New York City Comptroller Scott Stringer announced on Tuesday that the New York City Retirement Systems filed shareholder resolutions with three companies asking whether they have gender pay gaps and asking that they provide “meaningful” gender-pay information.
The resolutions will be submitted to shareholders at the annual meetings of Aetna, The Travelers Cos. and Express Scripts Holding Co.
Mr. Stringer also said Tuesday that six other companies have agreed to release information and/or conduct additional studies about pay equality.
“Gender pay equity disclosure should be a market standard,” Mr. Stringer said in a news release.

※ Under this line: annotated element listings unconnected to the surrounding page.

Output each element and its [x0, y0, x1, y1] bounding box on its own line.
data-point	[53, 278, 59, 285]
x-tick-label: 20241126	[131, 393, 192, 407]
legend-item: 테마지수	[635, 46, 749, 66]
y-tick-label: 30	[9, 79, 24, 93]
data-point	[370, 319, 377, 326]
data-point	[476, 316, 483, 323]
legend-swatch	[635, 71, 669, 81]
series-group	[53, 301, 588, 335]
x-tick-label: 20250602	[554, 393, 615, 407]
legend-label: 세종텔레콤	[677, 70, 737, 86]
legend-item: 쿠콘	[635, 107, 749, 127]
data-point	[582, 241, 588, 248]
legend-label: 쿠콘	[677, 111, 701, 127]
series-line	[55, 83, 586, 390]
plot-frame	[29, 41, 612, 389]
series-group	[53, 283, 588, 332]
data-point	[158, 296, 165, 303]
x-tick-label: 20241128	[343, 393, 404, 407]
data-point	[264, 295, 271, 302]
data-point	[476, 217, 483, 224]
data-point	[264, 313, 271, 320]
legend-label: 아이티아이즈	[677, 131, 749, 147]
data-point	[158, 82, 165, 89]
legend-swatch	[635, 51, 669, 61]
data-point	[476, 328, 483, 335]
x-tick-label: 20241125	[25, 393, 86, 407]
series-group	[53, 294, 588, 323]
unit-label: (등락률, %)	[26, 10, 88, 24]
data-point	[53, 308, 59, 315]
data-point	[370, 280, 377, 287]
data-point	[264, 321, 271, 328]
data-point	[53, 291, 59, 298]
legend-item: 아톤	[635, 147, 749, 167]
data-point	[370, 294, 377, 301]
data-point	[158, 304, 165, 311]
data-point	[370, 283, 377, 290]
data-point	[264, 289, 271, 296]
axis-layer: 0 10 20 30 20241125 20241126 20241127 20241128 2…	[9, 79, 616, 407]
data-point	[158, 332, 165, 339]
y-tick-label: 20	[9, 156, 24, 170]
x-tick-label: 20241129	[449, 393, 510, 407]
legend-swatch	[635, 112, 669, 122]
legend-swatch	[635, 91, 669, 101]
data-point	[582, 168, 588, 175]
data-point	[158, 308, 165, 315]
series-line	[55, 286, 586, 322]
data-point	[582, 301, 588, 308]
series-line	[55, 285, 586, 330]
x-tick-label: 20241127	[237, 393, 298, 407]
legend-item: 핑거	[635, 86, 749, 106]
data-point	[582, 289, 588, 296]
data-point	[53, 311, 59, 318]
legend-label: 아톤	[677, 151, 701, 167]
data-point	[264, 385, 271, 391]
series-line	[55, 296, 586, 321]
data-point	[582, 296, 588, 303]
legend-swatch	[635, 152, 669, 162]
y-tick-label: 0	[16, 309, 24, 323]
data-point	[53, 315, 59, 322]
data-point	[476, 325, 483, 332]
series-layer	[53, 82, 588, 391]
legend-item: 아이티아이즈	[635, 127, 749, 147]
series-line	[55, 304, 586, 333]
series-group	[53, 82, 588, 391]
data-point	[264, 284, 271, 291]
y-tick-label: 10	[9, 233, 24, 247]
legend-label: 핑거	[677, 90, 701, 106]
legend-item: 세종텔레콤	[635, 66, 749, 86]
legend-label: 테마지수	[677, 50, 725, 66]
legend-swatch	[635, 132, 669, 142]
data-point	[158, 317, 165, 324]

He is the fiduciary for the five city pension plans within the $169.8 billion New York City Retirement Systems.
According to the news release:
- AIG and Prudential Financial have released, for the first time, “information on how they review employee salaries” and how they act to make sure women and men are compensated equally. “Both are confident they do not have a statistically significant gender pay gap;”
- Aflac will disclose female-to-male salary ratio, opportunities for advancement and board oversight of pay and benefits in its next corporate social responsibility report;
- Allstate will publish a diversity report late this year including information on its compensation review process, board oversight of diversity efforts and “gender pay equity adjustment policies;” and
- Anthem and UnitedHealth Group have “agreed to conduct additional analyses.”
For companies that haven’t provided pay equity information, “investors have an opportunity to stand up,” Mr. Stringer added. “This is simply too important for companies to ignore.”